Every little bit of the dark walls and ceilings are covered in paintings and graffiti which is currently in the process of being restored. This jaunty little angel or perhaps it is more of a cherub, caught my eye! The prison was made famous by Mark Twain on a trip to Europe in 1878, when he wrote
“It is questionable if the world’s criminal history can show a custom more odd than this”
Although I still have a very much unfinished sketchbook it has a lot more pages than usual filled and I’m determined to carry it with me on future travels, when I seek out more stories and interesting snippets of information.

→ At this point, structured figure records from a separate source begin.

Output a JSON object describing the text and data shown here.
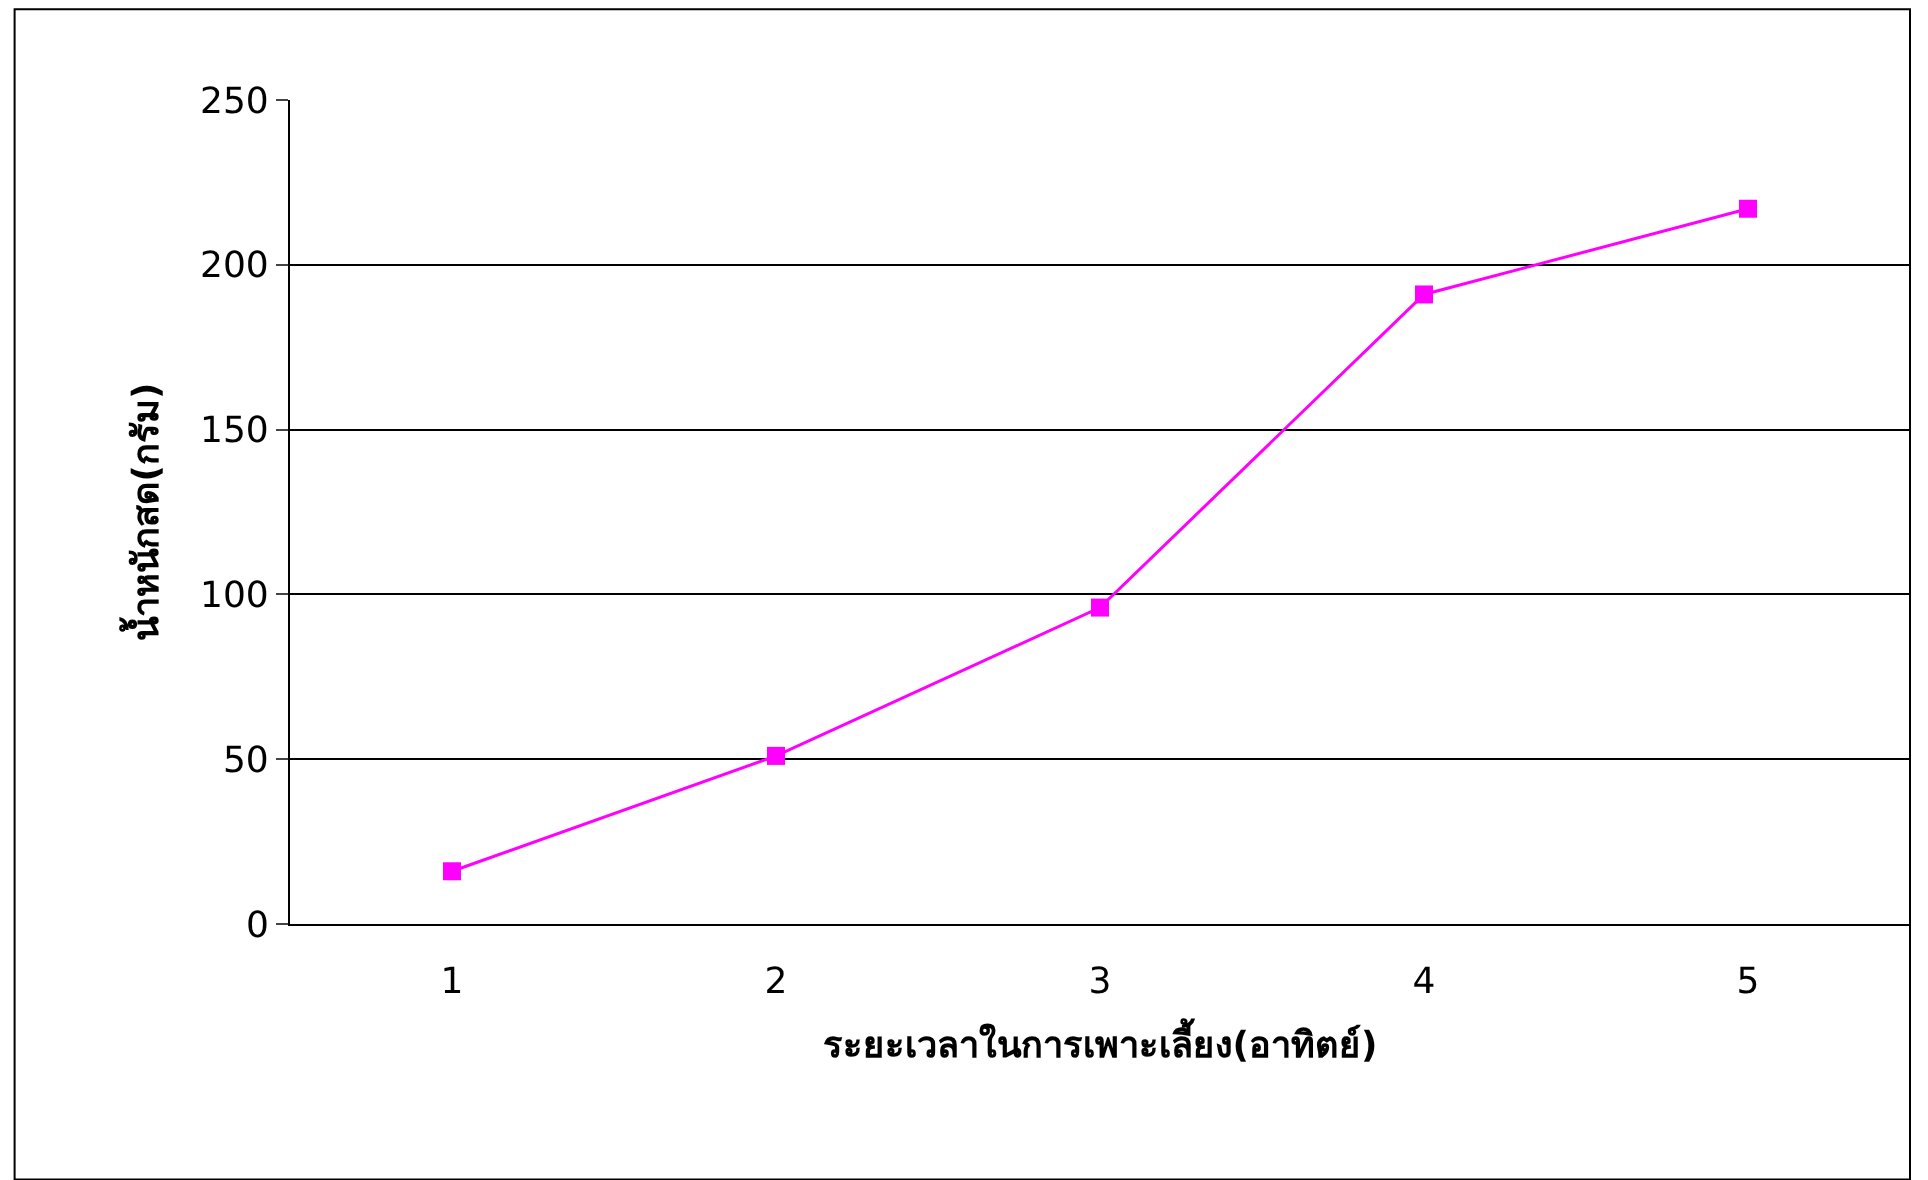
{
  "chart_data": {
    "type": "line",
    "xlabel": "ระยะเวลาในการเพาะเลี้ยง(อาทิตย์)",
    "ylabel": "น้ำหนักสด(กรัม)",
    "categories": [
      "1",
      "2",
      "3",
      "4",
      "5"
    ],
    "series": [
      {
        "color": "#ff00ff",
        "values": [
          16,
          51,
          96,
          191,
          217
        ]
      }
    ],
    "ylim": [
      0,
      250
    ],
    "yticks": [
      0,
      50,
      100,
      150,
      200,
      250
    ],
    "grid": "y",
    "marker": "square",
    "line_style": "solid",
    "legend": false
  }
}
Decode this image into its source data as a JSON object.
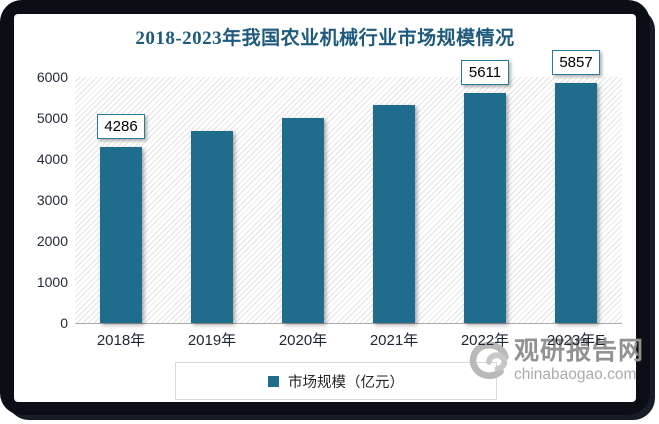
{
  "title": "2018-2023年我国农业机械行业市场规模情况",
  "chart_data": {
    "type": "bar",
    "title": "2018-2023年我国农业机械行业市场规模情况",
    "categories": [
      "2018年",
      "2019年",
      "2020年",
      "2021年",
      "2022年",
      "2023年E"
    ],
    "series": [
      {
        "name": "市场规模（亿元）",
        "values": [
          4286,
          4686,
          5000,
          5310,
          5611,
          5857
        ]
      }
    ],
    "shown_value_labels": [
      "4286",
      null,
      null,
      null,
      "5611",
      "5857"
    ],
    "ylim": [
      0,
      6000
    ],
    "yticks": [
      0,
      1000,
      2000,
      3000,
      4000,
      5000,
      6000
    ],
    "grid": false,
    "legend_position": "bottom",
    "bar_color": "#1f6c8c"
  },
  "legend": {
    "items": [
      {
        "label": "市场规模（亿元）",
        "color": "#1f6c8c"
      }
    ]
  },
  "watermark": {
    "brand": "观研报告网",
    "domain": "chinabaogao.com"
  },
  "colors": {
    "frame": "#0b0e14",
    "title_text": "#1e5a7d",
    "bar": "#1f6c8c",
    "axis_text": "#222b38",
    "legend_border": "#d9d9d9",
    "watermark_gray": "#929292"
  }
}
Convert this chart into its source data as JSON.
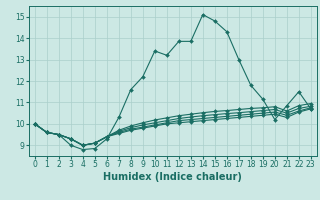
{
  "xlabel": "Humidex (Indice chaleur)",
  "bg_color": "#cce8e4",
  "line_color": "#1a6e64",
  "grid_color": "#aacfcb",
  "xlim": [
    -0.5,
    23.5
  ],
  "ylim": [
    8.5,
    15.5
  ],
  "xticks": [
    0,
    1,
    2,
    3,
    4,
    5,
    6,
    7,
    8,
    9,
    10,
    11,
    12,
    13,
    14,
    15,
    16,
    17,
    18,
    19,
    20,
    21,
    22,
    23
  ],
  "yticks": [
    9,
    10,
    11,
    12,
    13,
    14,
    15
  ],
  "lines": [
    [
      10.0,
      9.6,
      9.5,
      9.0,
      8.8,
      8.85,
      9.3,
      10.3,
      11.6,
      12.2,
      13.4,
      13.2,
      13.85,
      13.85,
      15.1,
      14.8,
      14.3,
      13.0,
      11.8,
      11.15,
      10.2,
      10.85,
      11.5,
      10.7
    ],
    [
      10.0,
      9.6,
      9.5,
      9.3,
      9.0,
      9.1,
      9.4,
      9.55,
      9.7,
      9.8,
      9.9,
      10.0,
      10.05,
      10.1,
      10.15,
      10.2,
      10.25,
      10.3,
      10.35,
      10.4,
      10.45,
      10.3,
      10.55,
      10.7
    ],
    [
      10.0,
      9.6,
      9.5,
      9.3,
      9.0,
      9.1,
      9.4,
      9.6,
      9.75,
      9.85,
      9.95,
      10.05,
      10.15,
      10.2,
      10.25,
      10.3,
      10.35,
      10.4,
      10.45,
      10.5,
      10.55,
      10.4,
      10.6,
      10.75
    ],
    [
      10.0,
      9.6,
      9.5,
      9.3,
      9.0,
      9.1,
      9.4,
      9.65,
      9.82,
      9.95,
      10.05,
      10.15,
      10.25,
      10.32,
      10.38,
      10.43,
      10.48,
      10.52,
      10.57,
      10.62,
      10.67,
      10.5,
      10.72,
      10.82
    ],
    [
      10.0,
      9.6,
      9.5,
      9.3,
      9.0,
      9.1,
      9.4,
      9.7,
      9.9,
      10.05,
      10.18,
      10.28,
      10.38,
      10.45,
      10.52,
      10.58,
      10.62,
      10.67,
      10.72,
      10.75,
      10.8,
      10.6,
      10.85,
      10.95
    ]
  ],
  "marker": "D",
  "marker_size": 2.0,
  "linewidth": 0.8,
  "tick_fontsize": 5.5,
  "label_fontsize": 7.0
}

And for those of you interested in my portable sketching kit this is what I usually carry around with me. It is often tempting to take way too much, especially when travelling by car or train without luggage restrictions, but experience has taught me, most of it doesn’t get used. So I have a small sturdy plastic box in which I take a selection of pencils in different grades – a HB, B, 2B and 4B are usually all I need. I like to have at least three or four waterproof fine liners plus a brush pen and selection of water soluble pencil crayons and felt tips for colour. I also take a brush with a water reservoir, a pencil sharpener, a small 15 cm ruler, an eraser, a glue stick and a pair of scissors and that is it. Oh and a sketchbook of course. These do vary from pocket sized books that are usually too small to the one I brought along on this latest holiday, an A4 portrait format book from Seawhites of Brighton. It was too big to fit in my small backpack along with my pencil box, but I found that it wasn’t a hardship to carry it. I also have a small watercolour palette designed for travel that I popped into my bag, but I didn’t actually use it. I will quite happily work into pages with different materials when I get home and the wings of the Heidelberg cherub were painted with yellow gouache on our return for example.
There were more angels that caught my eye on this trip, but they didn’t end up in my sketchbook while we were away, however I might tell you about them next week.
Thanks Gina for another interesting and inspiring account. I really look forward to your Sunday epistles.
Lovely evocative piece. The details not the landscapes are what do it for me too. And no, you are not alone … in the notebook hoarding habit.